As domestic data continues to go from strength to strength the OIS market remains fully priced for a first 25bps rate hike in March next year.

A 30% chance of a hike in January is priced. Almost 125bps of hikes are priced by the end of the year. Next Thursday’s full Monetary Policy Statement will provide the RBNZ’s updated forecasts including its 90-day bank bill track. We doubt it will hint at a hike as early as January.

NZ 2 and 5-year swap closed at 3.71% and 4.53% respectively. The former is at its highs for the cycle while 5-year remains slightly below its late November highs.
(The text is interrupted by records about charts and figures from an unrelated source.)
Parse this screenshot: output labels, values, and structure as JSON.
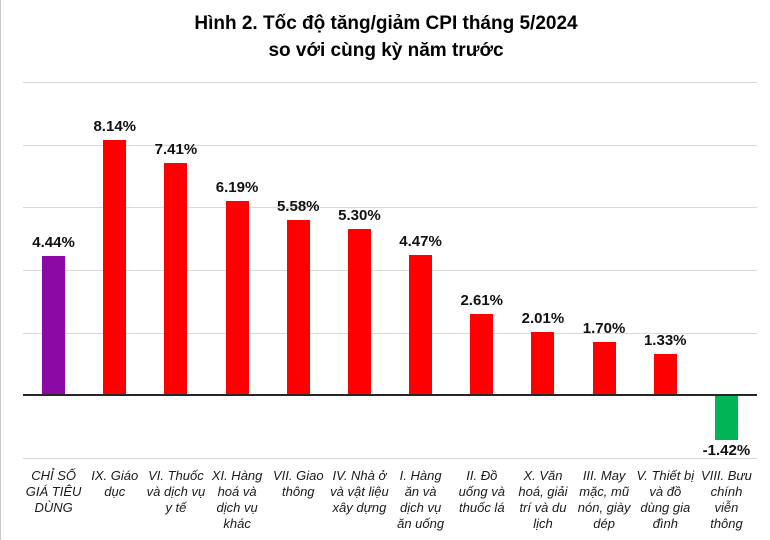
{
  "figure": {
    "title_line1": "Hình 2. Tốc độ tăng/giảm CPI tháng 5/2024",
    "title_line2": "so với cùng kỳ năm trước"
  },
  "chart_data": {
    "type": "bar",
    "title": "Hình 2. Tốc độ tăng/giảm CPI tháng 5/2024 so với cùng kỳ năm trước",
    "title_lines": [
      "Hình 2. Tốc độ tăng/giảm CPI tháng 5/2024",
      "so với cùng kỳ năm trước"
    ],
    "unit": "%",
    "categories": [
      "CHỈ SỐ GIÁ TIÊU DÙNG",
      "IX. Giáo dục",
      "VI. Thuốc và dịch vụ y tế",
      "XI. Hàng hoá và dịch vụ khác",
      "VII. Giao thông",
      "IV. Nhà ở và vật liệu xây dựng",
      "I. Hàng ăn và dịch vụ ăn uống",
      "II. Đồ uống và thuốc lá",
      "X. Văn hoá, giải trí và du lịch",
      "III. May mặc, mũ nón, giày dép",
      "V. Thiết bị và đồ dùng gia đình",
      "VIII. Bưu chính viễn thông"
    ],
    "values": [
      4.44,
      8.14,
      7.41,
      6.19,
      5.58,
      5.3,
      4.47,
      2.61,
      2.01,
      1.7,
      1.33,
      -1.42
    ],
    "value_labels": [
      "4.44%",
      "8.14%",
      "7.41%",
      "6.19%",
      "5.58%",
      "5.30%",
      "4.47%",
      "2.61%",
      "2.01%",
      "1.70%",
      "1.33%",
      "-1.42%"
    ],
    "bar_colors": [
      "#8B0AA5",
      "#FE0000",
      "#FE0000",
      "#FE0000",
      "#FE0000",
      "#FE0000",
      "#FE0000",
      "#FE0000",
      "#FE0000",
      "#FE0000",
      "#FE0000",
      "#00B556"
    ],
    "colors": {
      "cpi_total": "#8B0AA5",
      "increase": "#FE0000",
      "decrease": "#00B556",
      "gridline": "#d9d9d9",
      "zero_axis": "#262626"
    },
    "ylim": [
      -2,
      10
    ],
    "grid_step": 2,
    "grid": true,
    "legend": "none",
    "xlabel": "",
    "ylabel": ""
  }
}
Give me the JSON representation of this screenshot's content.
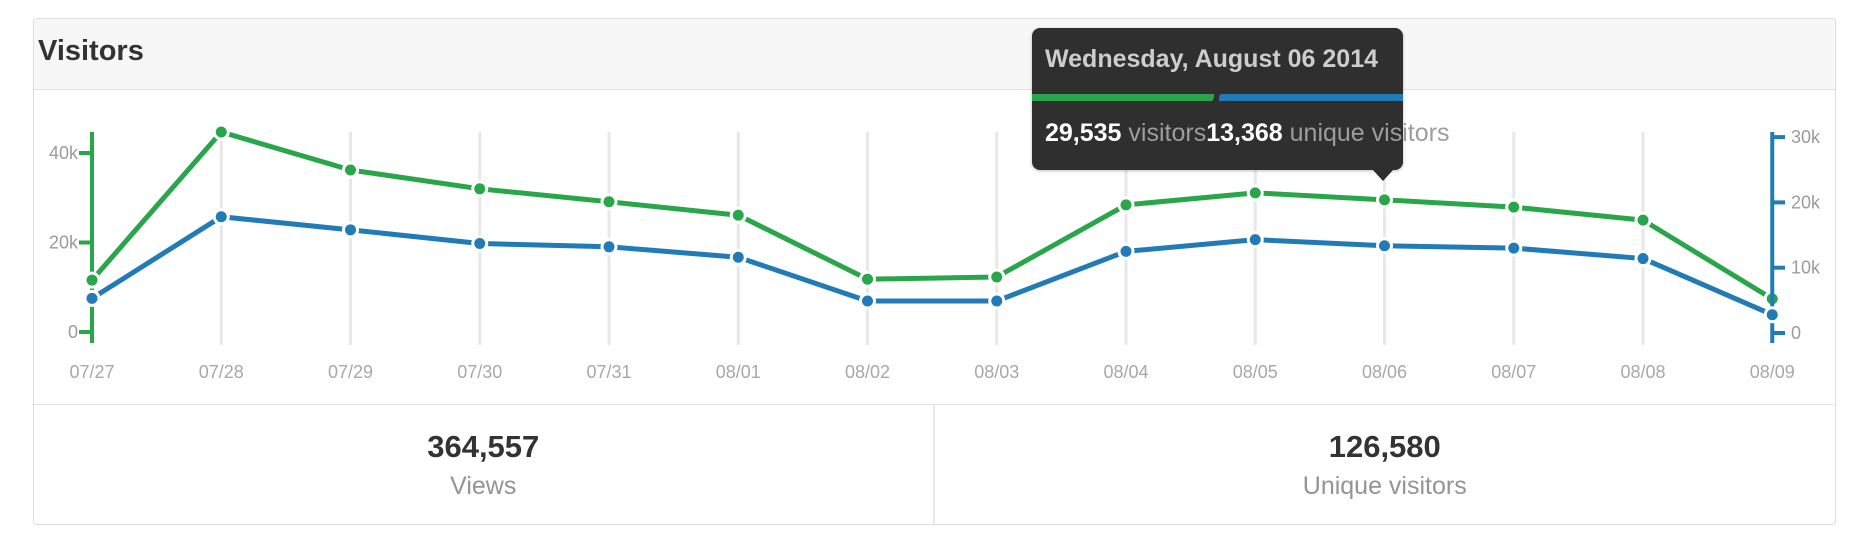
{
  "card": {
    "title": "Visitors",
    "stats": [
      {
        "value": "364,557",
        "label": "Views"
      },
      {
        "value": "126,580",
        "label": "Unique visitors"
      }
    ]
  },
  "tooltip": {
    "title": "Wednesday, August 06 2014",
    "entries": [
      {
        "value": "29,535",
        "label": "visitors",
        "color": "#2aa64a"
      },
      {
        "value": "13,368",
        "label": "unique visitors",
        "color": "#207bb7"
      }
    ],
    "points_to_category": "08/06"
  },
  "chart_data": {
    "type": "line",
    "title": "Visitors",
    "categories": [
      "07/27",
      "07/28",
      "07/29",
      "07/30",
      "07/31",
      "08/01",
      "08/02",
      "08/03",
      "08/04",
      "08/05",
      "08/06",
      "08/07",
      "08/08",
      "08/09"
    ],
    "series": [
      {
        "name": "visitors",
        "axis": "left",
        "color": "#2aa64a",
        "values": [
          11600,
          44700,
          36200,
          32000,
          29100,
          26100,
          11800,
          12300,
          28400,
          31100,
          29535,
          27900,
          25000,
          7400
        ]
      },
      {
        "name": "unique visitors",
        "axis": "right",
        "color": "#207bb7",
        "values": [
          5300,
          17800,
          15800,
          13700,
          13200,
          11600,
          4900,
          4900,
          12500,
          14300,
          13368,
          13000,
          11400,
          2800
        ]
      }
    ],
    "left_axis": {
      "color": "#2aa64a",
      "ylim": [
        0,
        45000
      ],
      "ticks": [
        "0",
        "20k",
        "40k"
      ],
      "tick_values": [
        0,
        20000,
        40000
      ]
    },
    "right_axis": {
      "color": "#207bb7",
      "ylim": [
        0,
        30000
      ],
      "ticks": [
        "0",
        "10k",
        "20k",
        "30k"
      ],
      "tick_values": [
        0,
        10000,
        20000,
        30000
      ]
    },
    "grid": "vertical",
    "legend_position": "none",
    "highlighted_index": 10,
    "label_color": "#9b9b9b",
    "grid_color": "#e8e8e8"
  }
}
We continue to see 5-year as the relatively ‘expensive’ point on the curve for hedging, based on our OCR trajectory. i.e of 200bps of rate hikes by the end of 2015.

NZ 10-year bonds closed at 4.77%, close to the middle of the 4.50-5.00% range we see for the year ahead.

Tomorrow’s DMO tender of inflation-indexed bonds will be closely watched given weakness in demand seen at the previous event.

Overnight, in the backdrop of softer equity markets, US 10-year yields subsided from 2.80% to 2.76%. There was an absence of US data releases, though this evening all eyes will be on the US ADP employment report as a precursor to Friday’s all-important payrolls report.

Today’s domestic highlight will be the release of the RBNZ’s weekly mortgage approvals data. So far, amongst NZ housing/credit data, there is nothing to convincingly suggest recent LVR restrictions are biting any harder than the RBNZ had expected. The RBNZ’s central assumption is that the restrictions should slow house price appreciation by 1-4%.